Sor Juana Ines De La Cruz- You Men
Silly, you men-so very adept
at wrongly faulting womankind,
not seeing you're alone to blame
for faults you plant in woman's mind.
After you've won by urgent plea
the right to tarnish her good name,
you still expect her to behave—
you, that coaxed her into shame.
You batter her resistance down
and then, all righteousness, proclaim
that feminine frivolity,
not your persistence, is to blame.
When it comes to bravely posturing,
your witlessness must take the prize:
you're the child that makes a bogeyman,
and then recoils in fear and cries.
Presumptuous beyond belief,
you'd have the woman you pursue
be Thais when you're courting her,
Lucretia once she falls to you.
For plain default of common sense,
could any action be so queer
as oneself to cloud the mirror,
then complain that it's not clear?
Whether you're favored or disdained,
nothing can leave you satisfied.
You whimper if you're turned away,
you sneer if you've been gratified.
With you, no woman can hope to score;
whichever way, she's bound to lose;
spurning you, she's ungrateful—
succumbing, you call her lewd.
Your folly is always the same:
you apply a single rule
to the one you accuse of looseness
and the one you brand as cruel.
What happy mean could there be
for the woman who catches your eye,
if, unresponsive, she offends,
yet whose complaisance you decry?
Still, whether it's torment or anger—
and both ways you've yourselves to blame—
God bless the woman who won't have you,
no matter how loud you complain.
It's your persistent entreaties
that change her from timid to bold.
Having made her thereby naughty,
you would have her good as gold.
So where does the greater guilt lie
for a passion that should not be:
with the man who pleads out of baseness
or the woman debased by his plea?
Or which is more to be blamed—
though both will have cause for chagrin:
the woman who sins for money
or the man who pays money to sin?
So why are you men all so stunned
at the thought you're all guilty alike?
Either like them for what you've made them
or make of them what you can like.
If you'd give up pursuing them,
you'd discover, without a doubt,
you've a stronger case to make
against those who seek you out.
I well know what powerful arms
you wield in pressing for evil:
your arrogance is allied
with the world, the flesh, and the devil!
When I first read this poem I really got into it. It was in my AP Spanish class, I was reading along and suddenly I understood everything she was saying and she was absolutely right. I felt a strong connection with the author and understood the meaning of the poem. What got me more interested is that she wrote this poem when women had no rights. This is the poem that I'll always keep.
This poem is about men and how selfish and non-understandable they can be. The poem talks about the different ways a man can be and how they want what they don't deserve. like in this line, "not seeing you're alone to blame
for faults you plant in woman's mind." This line basically tells them what to expect in the rest of the poem. Saying they are the cause why women are the way they are and later want them to be someone else. This poem really tells what now we can't express.

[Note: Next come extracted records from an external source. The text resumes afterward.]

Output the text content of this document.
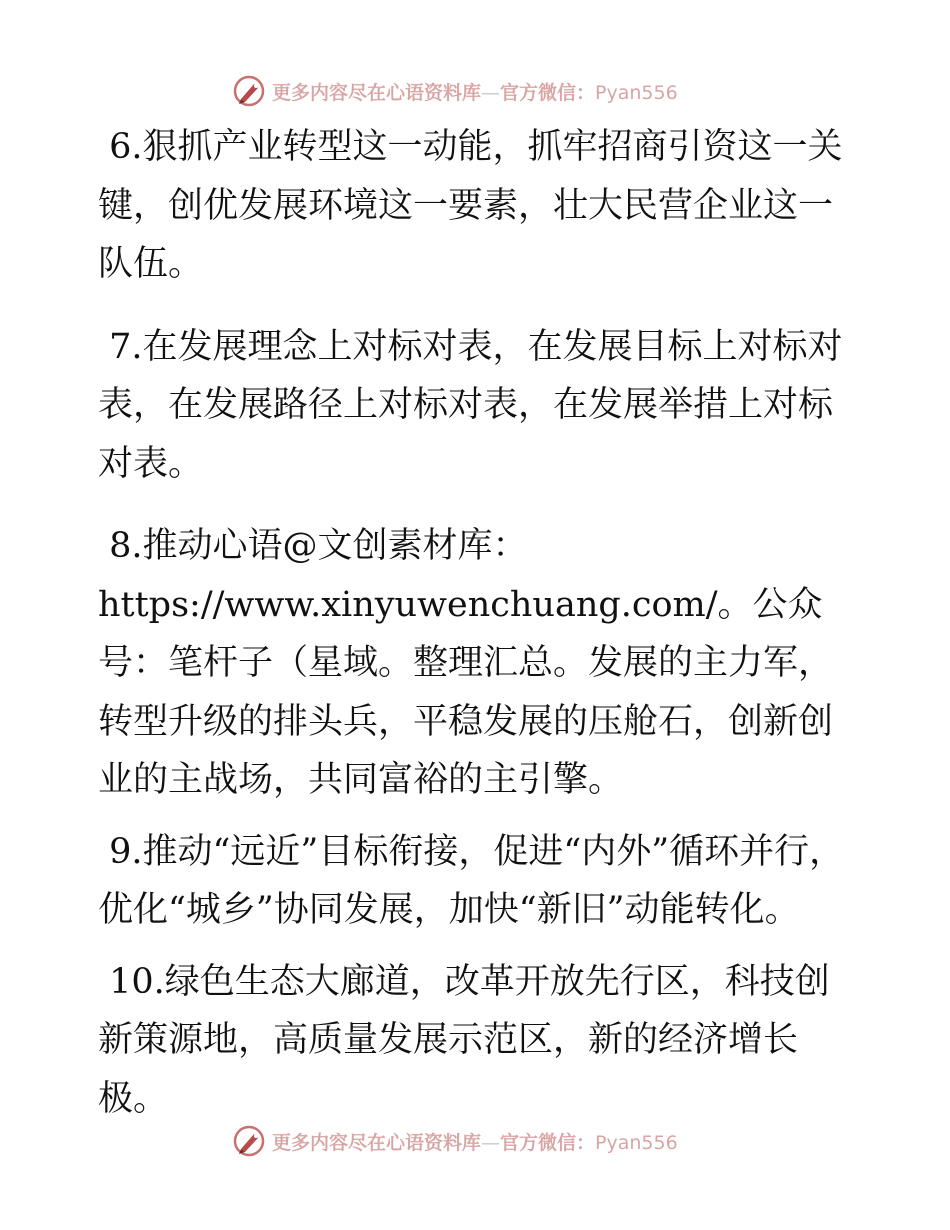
更多内容尽在心语资料库—官方微信：Pyan556

6.狠抓产业转型这一动能，抓牢招商引资这一关键，创优发展环境这一要素，壮大民营企业这一队伍。

7.在发展理念上对标对表，在发展目标上对标对表，在发展路径上对标对表，在发展举措上对标对表。

8.推动心语@文创素材库：https://www.xinyuwenchuang.com/。公众号：笔杆子（星域。整理汇总。发展的主力军，转型升级的排头兵，平稳发展的压舱石，创新创业的主战场，共同富裕的主引擎。

9.推动“远近”目标衔接，促进“内外”循环并行，优化“城乡”协同发展，加快“新旧”动能转化。

10.绿色生态大廊道，改革开放先行区，科技创新策源地，高质量发展示范区，新的经济增长极。

更多内容尽在心语资料库—官方微信：Pyan556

The poem's stronger line, in my opinion, is "the woman who sins for money
or the man who pays money to sin?" because that's how life is. If a man is with many women then he's cool and others admire him but if a woman does the same thing then she's a whore or even worst. Virginity plays an important role in a woman's life but not on a man's life. That's how society looks at this situation. There are still many things and problems in where men amd women are unequal.
Overall, I really like this poem because I feel connected to it. It is a pretty strong poem and every woman can be connected and feel what she felt. I would definetly never forget this poem.